The wind following Andrea Sisson to Iceland is her brother, who remains nameless and faceless. Institutionalized for schizophrenia and paranoid delusions, he often hears voices and believes that he is Christ. “I wanted to understand him,” she narrates over and over again, the camera focusing on her skin against ice, her eyes the color of the sky. She opens the film with a monologue on her ADD diagnosis, admitting that she prefers to think of it as an “ability” rather than an obstacle. Mental illness seems to run in the family, but no mention is made of other family members. She travels to Iceland in order to “think the way he thinks” — a sentiment that is a problematic yet sincere approach to dealing with a loved one’s compromised mental state. She insists that he is not insane, as “nature” (i.e. Iceland) is incapable of rationality or insanity: it simply exists without state, without predication. The land, the ice, the weight of quiet, the intimidating sky — all of this can profoundly change the way you think, she says. What is the desire for epiphany from a world of water, the 75% sameness we share? Why ask anything frozen? And why are we so preoccupied with finding our reflections in the warped brain maps of others’ suffering?

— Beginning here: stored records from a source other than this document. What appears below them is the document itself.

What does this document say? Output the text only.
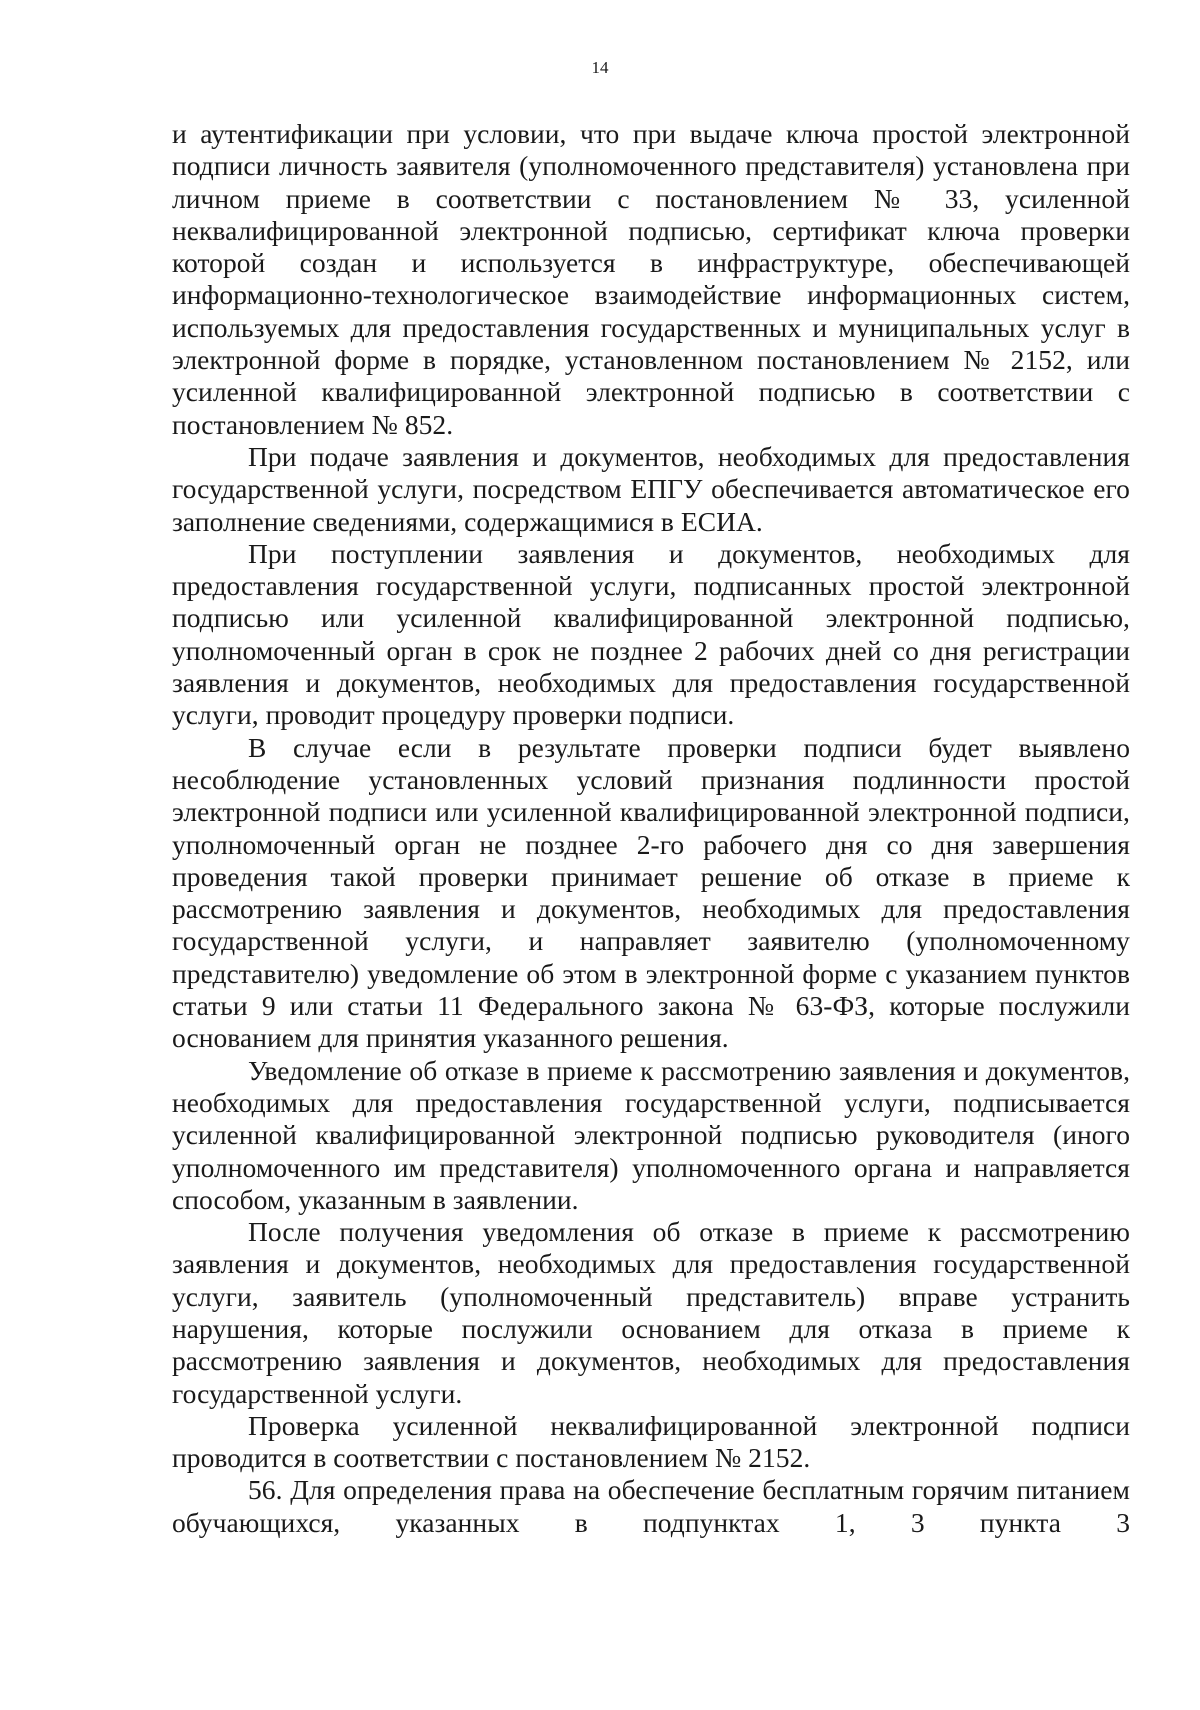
14

и аутентификации при условии, что при выдаче ключа простой электронной подписи личность заявителя (уполномоченного представителя) установлена при личном приеме в соответствии с постановлением № 33, усиленной неквалифицированной электронной подписью, сертификат ключа проверки которой создан и используется в инфраструктуре, обеспечивающей информационно-технологическое взаимодействие информационных систем, используемых для предоставления государственных и муниципальных услуг в электронной форме в порядке, установленном постановлением № 2152, или усиленной квалифицированной электронной подписью в соответствии с постановлением № 852.

При подаче заявления и документов, необходимых для предоставления государственной услуги, посредством ЕПГУ обеспечивается автоматическое его заполнение сведениями, содержащимися в ЕСИА.

При поступлении заявления и документов, необходимых для предоставления государственной услуги, подписанных простой электронной подписью или усиленной квалифицированной электронной подписью, уполномоченный орган в срок не позднее 2 рабочих дней со дня регистрации заявления и документов, необходимых для предоставления государственной услуги, проводит процедуру проверки подписи.

В случае если в результате проверки подписи будет выявлено несоблюдение установленных условий признания подлинности простой электронной подписи или усиленной квалифицированной электронной подписи, уполномоченный орган не позднее 2-го рабочего дня со дня завершения проведения такой проверки принимает решение об отказе в приеме к рассмотрению заявления и документов, необходимых для предоставления государственной услуги, и направляет заявителю (уполномоченному представителю) уведомление об этом в электронной форме с указанием пунктов статьи 9 или статьи 11 Федерального закона № 63-ФЗ, которые послужили основанием для принятия указанного решения.

Уведомление об отказе в приеме к рассмотрению заявления и документов, необходимых для предоставления государственной услуги, подписывается усиленной квалифицированной электронной подписью руководителя (иного уполномоченного им представителя) уполномоченного органа и направляется способом, указанным в заявлении.

После получения уведомления об отказе в приеме к рассмотрению заявления и документов, необходимых для предоставления государственной услуги, заявитель (уполномоченный представитель) вправе устранить нарушения, которые послужили основанием для отказа в приеме к рассмотрению заявления и документов, необходимых для предоставления государственной услуги.

Проверка усиленной неквалифицированной электронной подписи проводится в соответствии с постановлением № 2152.

56. Для определения права на обеспечение бесплатным горячим питанием обучающихся, указанных в подпунктах 1, 3 пункта 3
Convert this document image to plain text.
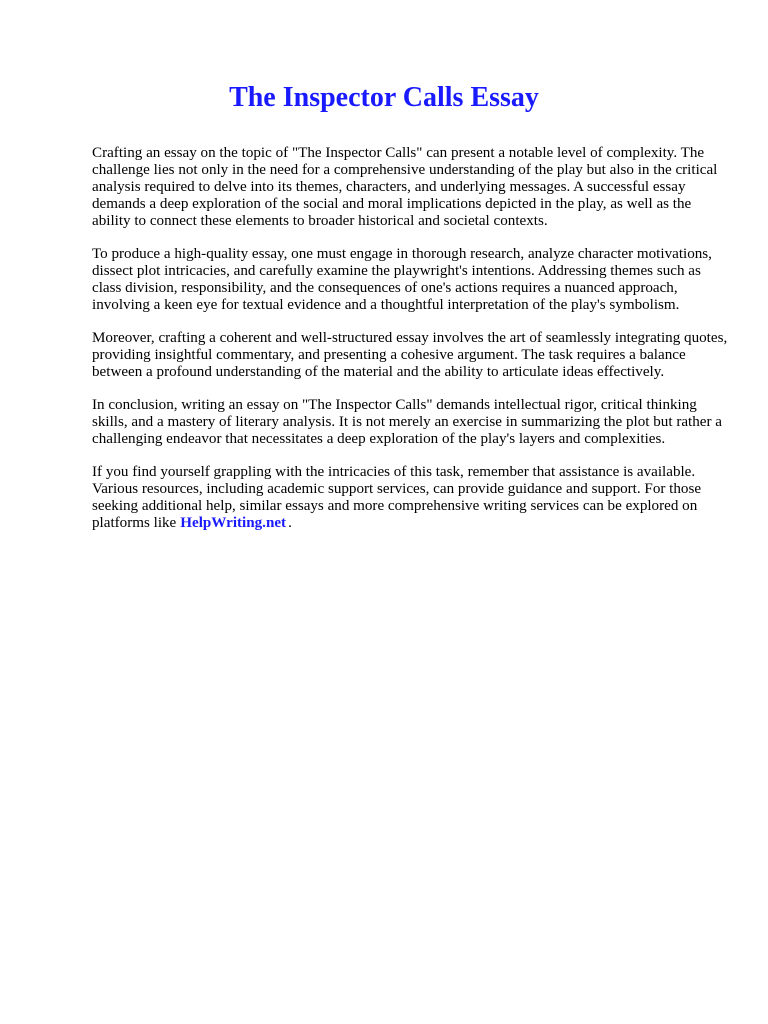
The Inspector Calls Essay

Crafting an essay on the topic of "The Inspector Calls" can present a notable level of complexity. The challenge lies not only in the need for a comprehensive understanding of the play but also in the critical analysis required to delve into its themes, characters, and underlying messages. A successful essay demands a deep exploration of the social and moral implications depicted in the play, as well as the ability to connect these elements to broader historical and societal contexts.

To produce a high-quality essay, one must engage in thorough research, analyze character motivations, dissect plot intricacies, and carefully examine the playwright's intentions. Addressing themes such as class division, responsibility, and the consequences of one's actions requires a nuanced approach, involving a keen eye for textual evidence and a thoughtful interpretation of the play's symbolism.

Moreover, crafting a coherent and well-structured essay involves the art of seamlessly integrating quotes, providing insightful commentary, and presenting a cohesive argument. The task requires a balance between a profound understanding of the material and the ability to articulate ideas effectively.

In conclusion, writing an essay on "The Inspector Calls" demands intellectual rigor, critical thinking skills, and a mastery of literary analysis. It is not merely an exercise in summarizing the plot but rather a challenging endeavor that necessitates a deep exploration of the play's layers and complexities.

If you find yourself grappling with the intricacies of this task, remember that assistance is available. Various resources, including academic support services, can provide guidance and support. For those seeking additional help, similar essays and more comprehensive writing services can be explored on platforms like HelpWriting.net .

I don’t understand why Sisson felt the need to narrate the film, as anything as massively ferocious as the land of ice can certainly present itself as the land of pain without Sisson’s repeatedly voiced inner dialogue. Speaking ruins everything. I imagined the hot air from Sisson’s mouth and her camera crew melting glaciers. The attempt to articulate mental illness as metaphor creates a mangled mirror for our exhausted inwardly idea of self. At this point, Ben Stiller eating a bowl of cereal seems more plausible as a truthful meditation on human sadness than any pretty art film made by a precocious sister; or something like Milton Rokeach’s The Three Christs of Ypsilanti, a brilliant case study of three men who believed themselves to be the son of God, its cyclical everydayness of sitting down with the same three delusional men creating a loop of frenzied dialogue that hypnotizes. The muck of disorder is a much more interesting thing to get stuck in when you’re not looking for a definition of who you are. Someone is suffering a far greater thing than your lack. Sisson’s experience of a new sensation via the navigation of space is much like Diski’s exploration of Antarctica, but as Diski comes to an almost accidental appreciation of an old pain, Sisson’s expedition to understand her brother’s illness seems perverse in its ego-driven motivation. Rather than lay her own disorientation out on the table to freeze and solidify into something new, she asks the stale, unanswerable ‘Who Am I’ question dressed up inside her brother’s hospital clothes. It’s a question that does little else other than hurl sounds at water.
But for Sisson, this hurling is something. How to cope with trauma is another unanswerable thing, a process that is maybe the last sacred thing left in this world. And here I am, writing about another person’s nightmare. When my brother had his first psychotic break, I was standing outside of a church in North Carolina. My brother called me and told me that he contained the trinity of James Joyce, Joseph Smith, and Jesus Christ. He had solved the mathematics of poetry. He was in complete fucking control of everything. This is the world. This is who we love. Trauma continues to exist until it doesn’t. We exploit the hell out of it on our own, using whatever medium we can to express the pupiled void of pain, but that is part of what makes a human. I think of John Banville’s New York Times Book Review of Joan Didion’s Blue Nights, an account of the year her daughter died, and Banville’s observation, “the dismaying fact that against life’s worst onslaughts nothing avails, not even art; especially not art.” And yet we continue.